Lawsuits Create Uncertainty for Rent-a-Bank Rules

December 1, 2020

By Leah C. Janus and Marie E. Williams

In the past few months, the Office of the Comptroller of the Currency (OCC) and the Federal Deposit Insurance Corporation (FDIC) have proposed and enacted new rules to address ambiguity surrounding “rent-a-bank” or “rent-a-charter” arrangements. Under rent-a-bank or rent-a-charter arrangements, chartered banks assign loans to non-bank lenders. In a typical rent-a-bank arrangement, a federally chartered bank underwrites and originates a loan, and the bank then assigns that loan to a non-bank lender who markets, funds, and collects on the loan. Importantly, federally chartered banks are exempt from state usury laws because the banks are governed exclusively by federal law. In contrast, non-bank lenders do not enjoy federal preemption and are therefore subject to state usury laws which generally cap the interest rates that the non-bank lenders can charge on loans. Federal courts have struggled with whether rent-a-bank arrangements allow the non-bank to “borrow” the chartered bank’s federal preemption from state usury laws.

In response to various tests applied by federal courts in rent-a-bank cases, the OCC and FDIC have recently enacted the “valid-when-made” rule. The OCC has also proposed a “true lender” rule.

The OCC and FDIC valid-when-made rule clarifies that if the interest rate in a loan agreement that was originated by a bank was non-usurious at the time of origination, the loan cannot become usurious when it is assigned to a non-bank. In other words, the non-bank may lawfully charge interest at the original rate set by the bank, even if that rate would violate state usury laws. In this way, the non-bank may circumvent state usury laws and “borrow” the bank’s preemption.

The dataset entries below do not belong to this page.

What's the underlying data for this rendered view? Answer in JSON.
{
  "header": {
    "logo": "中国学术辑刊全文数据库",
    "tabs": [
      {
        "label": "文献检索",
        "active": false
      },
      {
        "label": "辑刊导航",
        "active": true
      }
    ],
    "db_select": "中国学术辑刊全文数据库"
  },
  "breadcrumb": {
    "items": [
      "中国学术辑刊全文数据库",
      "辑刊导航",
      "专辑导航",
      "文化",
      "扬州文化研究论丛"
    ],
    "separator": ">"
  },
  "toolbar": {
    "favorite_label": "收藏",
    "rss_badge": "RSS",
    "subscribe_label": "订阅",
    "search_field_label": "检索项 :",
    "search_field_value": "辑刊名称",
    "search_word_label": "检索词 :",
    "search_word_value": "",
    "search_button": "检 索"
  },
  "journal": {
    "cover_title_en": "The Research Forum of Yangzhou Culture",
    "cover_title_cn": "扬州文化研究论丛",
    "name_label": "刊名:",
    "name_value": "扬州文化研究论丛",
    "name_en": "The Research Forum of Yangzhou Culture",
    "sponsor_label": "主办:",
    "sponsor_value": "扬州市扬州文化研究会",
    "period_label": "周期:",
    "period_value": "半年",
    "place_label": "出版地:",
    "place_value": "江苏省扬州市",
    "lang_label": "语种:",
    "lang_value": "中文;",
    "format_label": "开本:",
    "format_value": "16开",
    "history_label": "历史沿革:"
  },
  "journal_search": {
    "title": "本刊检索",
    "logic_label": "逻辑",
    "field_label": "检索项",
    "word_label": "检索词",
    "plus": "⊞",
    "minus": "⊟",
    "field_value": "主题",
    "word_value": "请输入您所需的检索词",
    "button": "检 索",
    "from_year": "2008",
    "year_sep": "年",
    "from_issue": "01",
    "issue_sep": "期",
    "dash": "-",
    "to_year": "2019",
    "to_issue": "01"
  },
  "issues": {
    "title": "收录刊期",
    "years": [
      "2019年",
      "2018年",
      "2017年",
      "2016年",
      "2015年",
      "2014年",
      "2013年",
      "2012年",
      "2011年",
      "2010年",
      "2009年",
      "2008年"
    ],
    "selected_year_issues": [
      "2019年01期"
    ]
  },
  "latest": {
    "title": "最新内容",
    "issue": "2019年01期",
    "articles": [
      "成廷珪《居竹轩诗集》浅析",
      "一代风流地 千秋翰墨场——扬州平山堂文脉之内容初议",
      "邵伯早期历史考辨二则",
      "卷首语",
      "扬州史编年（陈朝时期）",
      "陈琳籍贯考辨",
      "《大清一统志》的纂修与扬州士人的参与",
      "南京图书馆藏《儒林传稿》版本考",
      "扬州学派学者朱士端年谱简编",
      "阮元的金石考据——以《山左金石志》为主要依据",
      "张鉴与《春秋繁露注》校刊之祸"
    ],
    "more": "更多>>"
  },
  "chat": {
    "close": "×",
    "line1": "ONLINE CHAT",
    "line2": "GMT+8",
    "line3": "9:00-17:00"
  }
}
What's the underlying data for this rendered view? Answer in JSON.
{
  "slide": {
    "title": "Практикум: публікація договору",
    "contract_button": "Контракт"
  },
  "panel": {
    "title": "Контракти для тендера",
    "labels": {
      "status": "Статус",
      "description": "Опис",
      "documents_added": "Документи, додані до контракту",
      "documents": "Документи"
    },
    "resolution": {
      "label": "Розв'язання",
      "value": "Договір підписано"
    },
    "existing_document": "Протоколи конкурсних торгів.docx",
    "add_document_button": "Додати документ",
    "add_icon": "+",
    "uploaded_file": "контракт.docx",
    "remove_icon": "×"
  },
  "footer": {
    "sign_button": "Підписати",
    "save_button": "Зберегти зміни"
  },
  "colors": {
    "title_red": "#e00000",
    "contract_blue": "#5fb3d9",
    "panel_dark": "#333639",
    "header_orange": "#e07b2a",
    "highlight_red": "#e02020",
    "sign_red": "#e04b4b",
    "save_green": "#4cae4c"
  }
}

The OCC and the FDIC valid-when-made rule does not address who the “true lender” is after a loan is assigned. Is it the bank who originated the loan or the non-bank who is collecting on it? In absence of a rule, many courts have applied a fact-dependent test to determine who the true lender is, considering factors like which entity has the predominant economic interest, which entity placed its money at risk, and the circumstances surrounding the loan application and assignment. Often, this analysis results in the court deeming the non-bank as the true lender; when the non-bank is the true lender, it does not borrow the bank’s preemption and remains subject to state usury laws. However, in July 2020, the OCC proposed a rule that abandons the federal courts’ fact-dependent test in favor of a mechanical approach. The OCC’s proposed true lender rule clarifies that a bank is the true lender when, as of the date of origination, it 1) is named as the lender in the loan agreement or 2) funds the loan. Under the OCC’s proposed rule, if a bank that originates a loan subsequently transfers the loan, this does not change the fact that the bank is the lender. Thus, if either of the test’s two factors are satisfied, the bank’s federal preemption would extend to the non-bank and the non-bank would not be subject to state usury laws. The FDIC has not yet proposed a true lender rule, but FDIC Chair McWilliams has indicated that the agency is developing one.

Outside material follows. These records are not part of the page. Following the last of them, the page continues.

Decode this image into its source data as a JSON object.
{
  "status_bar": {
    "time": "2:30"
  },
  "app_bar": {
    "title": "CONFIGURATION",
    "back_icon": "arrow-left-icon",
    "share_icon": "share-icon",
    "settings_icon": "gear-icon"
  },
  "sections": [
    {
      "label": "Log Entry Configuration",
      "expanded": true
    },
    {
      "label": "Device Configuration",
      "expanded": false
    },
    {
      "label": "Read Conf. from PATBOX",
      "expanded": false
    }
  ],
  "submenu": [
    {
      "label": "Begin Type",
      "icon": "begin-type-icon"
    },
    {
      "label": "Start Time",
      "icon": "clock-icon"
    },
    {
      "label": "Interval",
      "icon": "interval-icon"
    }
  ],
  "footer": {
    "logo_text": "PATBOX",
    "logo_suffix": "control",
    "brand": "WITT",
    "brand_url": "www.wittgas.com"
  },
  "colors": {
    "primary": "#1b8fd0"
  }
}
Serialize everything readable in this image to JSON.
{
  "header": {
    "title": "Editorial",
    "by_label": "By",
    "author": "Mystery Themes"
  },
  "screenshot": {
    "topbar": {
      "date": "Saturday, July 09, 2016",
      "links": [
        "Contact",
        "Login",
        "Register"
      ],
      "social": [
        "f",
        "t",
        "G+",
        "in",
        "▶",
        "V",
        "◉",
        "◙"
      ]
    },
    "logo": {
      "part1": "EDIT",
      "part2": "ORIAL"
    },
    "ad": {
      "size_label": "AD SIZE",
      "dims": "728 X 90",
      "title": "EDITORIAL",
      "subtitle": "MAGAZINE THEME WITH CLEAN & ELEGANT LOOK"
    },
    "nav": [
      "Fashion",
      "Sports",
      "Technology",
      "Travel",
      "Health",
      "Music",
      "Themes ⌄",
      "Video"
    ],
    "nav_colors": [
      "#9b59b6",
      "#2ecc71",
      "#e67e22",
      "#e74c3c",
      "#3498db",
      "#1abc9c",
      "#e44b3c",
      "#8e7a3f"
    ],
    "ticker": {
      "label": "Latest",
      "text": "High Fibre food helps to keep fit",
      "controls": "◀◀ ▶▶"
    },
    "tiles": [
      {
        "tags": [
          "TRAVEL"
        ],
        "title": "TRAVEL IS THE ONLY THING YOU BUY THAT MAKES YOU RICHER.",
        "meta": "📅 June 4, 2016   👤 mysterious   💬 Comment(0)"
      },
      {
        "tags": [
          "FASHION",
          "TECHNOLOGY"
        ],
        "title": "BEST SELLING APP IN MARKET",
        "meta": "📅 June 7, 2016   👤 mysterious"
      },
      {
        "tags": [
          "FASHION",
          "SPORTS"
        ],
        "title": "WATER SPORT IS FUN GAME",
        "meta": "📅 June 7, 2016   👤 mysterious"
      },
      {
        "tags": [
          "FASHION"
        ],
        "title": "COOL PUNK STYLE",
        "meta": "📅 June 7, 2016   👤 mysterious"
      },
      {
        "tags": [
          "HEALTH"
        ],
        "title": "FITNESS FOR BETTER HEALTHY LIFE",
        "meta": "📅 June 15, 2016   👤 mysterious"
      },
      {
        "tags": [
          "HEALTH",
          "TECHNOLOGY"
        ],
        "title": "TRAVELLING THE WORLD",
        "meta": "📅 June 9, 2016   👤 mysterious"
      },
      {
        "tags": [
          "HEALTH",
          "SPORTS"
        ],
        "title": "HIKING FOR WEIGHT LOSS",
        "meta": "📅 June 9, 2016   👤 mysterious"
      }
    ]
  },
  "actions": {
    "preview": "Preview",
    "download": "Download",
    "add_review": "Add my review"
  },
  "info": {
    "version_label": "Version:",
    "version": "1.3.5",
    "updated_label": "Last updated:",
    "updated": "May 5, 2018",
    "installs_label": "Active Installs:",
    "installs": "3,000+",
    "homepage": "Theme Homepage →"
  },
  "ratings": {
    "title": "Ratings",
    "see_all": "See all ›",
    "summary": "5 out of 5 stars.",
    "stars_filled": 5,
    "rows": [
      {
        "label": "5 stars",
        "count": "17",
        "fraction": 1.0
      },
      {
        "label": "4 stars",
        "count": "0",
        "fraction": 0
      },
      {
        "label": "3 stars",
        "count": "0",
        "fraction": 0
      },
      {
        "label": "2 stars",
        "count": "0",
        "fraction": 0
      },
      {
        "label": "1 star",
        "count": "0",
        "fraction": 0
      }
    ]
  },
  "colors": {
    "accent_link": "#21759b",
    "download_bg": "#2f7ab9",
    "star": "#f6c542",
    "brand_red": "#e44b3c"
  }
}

The comment period for the OCC’s proposed “true lender” rule closed on September 3, 2020. Supporters of the rule, including fintech companies and some banks, praised the proposed rule for providing an easily-applied test. Some supporters also claimed that the rule will promote the availability of credit, which may be increasingly important to consumers due to economic difficulties caused by the COVID-19 pandemic. However, consumer rights organizations, state government agencies, and attorneys general have opposed the rule, alleging that it will facilitate predatory lending by creating a loophole for unregulated lenders to avoid state usury laws and charge exploitative interest rates. The OCC has not yet issued a final rule.

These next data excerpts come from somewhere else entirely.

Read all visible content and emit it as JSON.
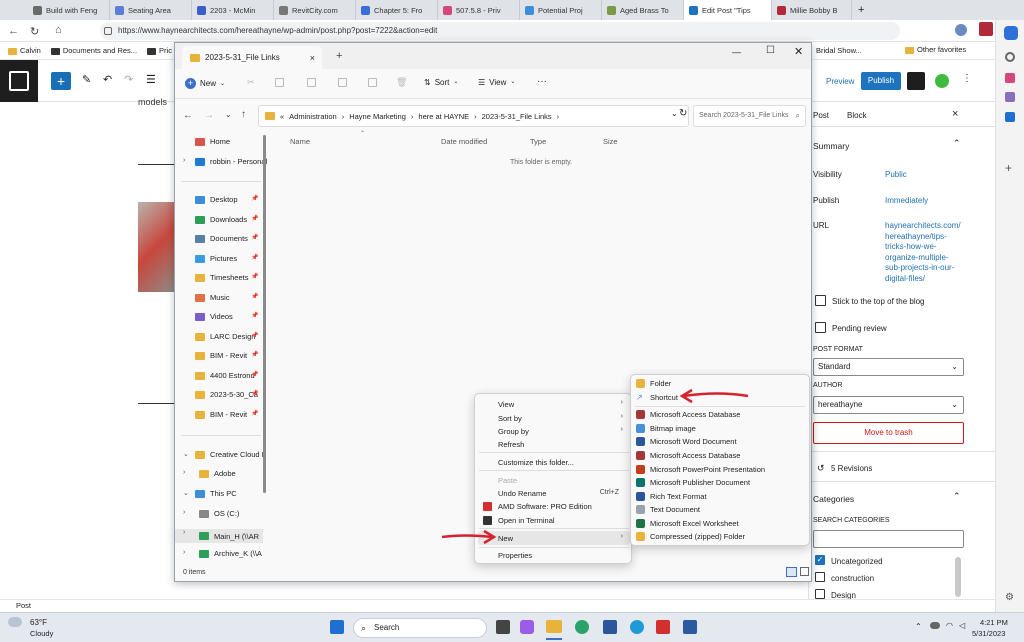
{
  "browser": {
    "tabs": [
      {
        "label": "Build with Feng"
      },
      {
        "label": "Seating Area"
      },
      {
        "label": "2203 - McMin"
      },
      {
        "label": "RevitCity.com"
      },
      {
        "label": "Chapter 5: Fro"
      },
      {
        "label": "507.5.8 - Priv"
      },
      {
        "label": "Potential Proj"
      },
      {
        "label": "Aged Brass To"
      },
      {
        "label": "Edit Post \"Tips"
      },
      {
        "label": "Millie Bobby B"
      }
    ],
    "url": "https://www.haynearchitects.com/hereathayne/wp-admin/post.php?post=7222&action=edit",
    "favorites": [
      "Calvin",
      "Documents and Res...",
      "Pric",
      "Bridal Show...",
      "Other favorites"
    ]
  },
  "wp": {
    "preview_label": "Preview",
    "publish_label": "Publish",
    "content_snippet": "models",
    "status_text": "Post",
    "sidebar": {
      "tab_post": "Post",
      "tab_block": "Block",
      "summary_heading": "Summary",
      "visibility_label": "Visibility",
      "visibility_value": "Public",
      "publish_label": "Publish",
      "publish_value": "Immediately",
      "url_label": "URL",
      "url_value_lines": [
        "haynearchitects.com/",
        "hereathayne/tips-",
        "tricks-how-we-",
        "organize-multiple-",
        "sub-projects-in-our-",
        "digital-files/"
      ],
      "sticky_label": "Stick to the top of the blog",
      "pending_label": "Pending review",
      "post_format_heading": "POST FORMAT",
      "post_format_value": "Standard",
      "author_heading": "AUTHOR",
      "author_value": "hereathayne",
      "trash_label": "Move to trash",
      "revisions_label": "5 Revisions",
      "categories_heading": "Categories",
      "search_categories_label": "SEARCH CATEGORIES",
      "categories": [
        "Uncategorized",
        "construction",
        "Design"
      ]
    }
  },
  "explorer": {
    "title": "2023-5-31_File Links",
    "toolbar": {
      "new_label": "New",
      "sort_label": "Sort",
      "view_label": "View"
    },
    "breadcrumb": [
      "Administration",
      "Hayne Marketing",
      "here at HAYNE",
      "2023-5-31_File Links"
    ],
    "search_placeholder": "Search 2023-5-31_File Links",
    "columns": [
      "Name",
      "Date modified",
      "Type",
      "Size"
    ],
    "empty_message": "This folder is empty.",
    "items_count": "0 items",
    "nav": [
      {
        "label": "Home",
        "color": "#d9534f"
      },
      {
        "label": "robbin - Personal",
        "color": "#1f7ad6"
      },
      {
        "label": "Desktop",
        "color": "#3b8ed8"
      },
      {
        "label": "Downloads",
        "color": "#2f9e58"
      },
      {
        "label": "Documents",
        "color": "#5a7fa8"
      },
      {
        "label": "Pictures",
        "color": "#3a9be0"
      },
      {
        "label": "Timesheets",
        "color": "#e8b33a"
      },
      {
        "label": "Music",
        "color": "#e0704a"
      },
      {
        "label": "Videos",
        "color": "#7b5fc8"
      },
      {
        "label": "LARC Design",
        "color": "#e8b33a"
      },
      {
        "label": "BIM - Revit",
        "color": "#e8b33a"
      },
      {
        "label": "4400 Estrond",
        "color": "#e8b33a"
      },
      {
        "label": "2023-5-30_Ca",
        "color": "#e8b33a"
      },
      {
        "label": "BIM - Revit",
        "color": "#e8b33a"
      },
      {
        "label": "Creative Cloud F",
        "color": "#e8b33a"
      },
      {
        "label": "Adobe",
        "color": "#e8b33a"
      },
      {
        "label": "This PC",
        "color": "#3b8ed8"
      },
      {
        "label": "OS (C:)",
        "color": "#888888"
      },
      {
        "label": "Main_H (\\\\AR",
        "color": "#2f9e58"
      },
      {
        "label": "Archive_K (\\\\A",
        "color": "#2f9e58"
      }
    ]
  },
  "context_menu": {
    "items": [
      "View",
      "Sort by",
      "Group by",
      "Refresh",
      "Customize this folder...",
      "Paste",
      "Undo Rename",
      "AMD Software: PRO Edition",
      "Open in Terminal",
      "New",
      "Properties"
    ],
    "undo_shortcut": "Ctrl+Z"
  },
  "new_submenu": {
    "items": [
      {
        "label": "Folder",
        "color": "#e8b33a"
      },
      {
        "label": "Shortcut",
        "color": "#3b8ed8"
      },
      {
        "label": "Microsoft Access Database",
        "color": "#a4373a"
      },
      {
        "label": "Bitmap image",
        "color": "#4a90d9"
      },
      {
        "label": "Microsoft Word Document",
        "color": "#2b579a"
      },
      {
        "label": "Microsoft Access Database",
        "color": "#a4373a"
      },
      {
        "label": "Microsoft PowerPoint Presentation",
        "color": "#c43e1c"
      },
      {
        "label": "Microsoft Publisher Document",
        "color": "#077568"
      },
      {
        "label": "Rich Text Format",
        "color": "#2b579a"
      },
      {
        "label": "Text Document",
        "color": "#9aa3ad"
      },
      {
        "label": "Microsoft Excel Worksheet",
        "color": "#217346"
      },
      {
        "label": "Compressed (zipped) Folder",
        "color": "#e8b33a"
      }
    ]
  },
  "taskbar": {
    "weather_temp": "63°F",
    "weather_desc": "Cloudy",
    "search_label": "Search",
    "time": "4:21 PM",
    "date": "5/31/2023"
  }
}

Both the valid-when-made and true lender rules have spurred lawsuits. On July 29, 2020, the attorneys general of Illinois, California, and New York filed a federal lawsuit challenging the OCC’s true lender rule. In their complaint, the attorneys general allege that the rule should be invalidated because 1) the OCC failed to comply with the procedures of the Administrative Procedures Act, 2) the OCC lacked authority to issue the rule under the National Bank Act, and 3) the rule is arbitrary and capricious because the OCC failed to consider how the rule would facilitate predatory lending by allowing non-bank lenders to bypass state interest-rate caps. In August, several states, including Minnesota, filed suit against the FDIC challenging its valid-when-made rule on similar grounds; other states have challenged the OCC’s version of this rule.

Until these lawsuits are resolved, uncertainty surrounding the valid-when-made and true lender doctrines persists.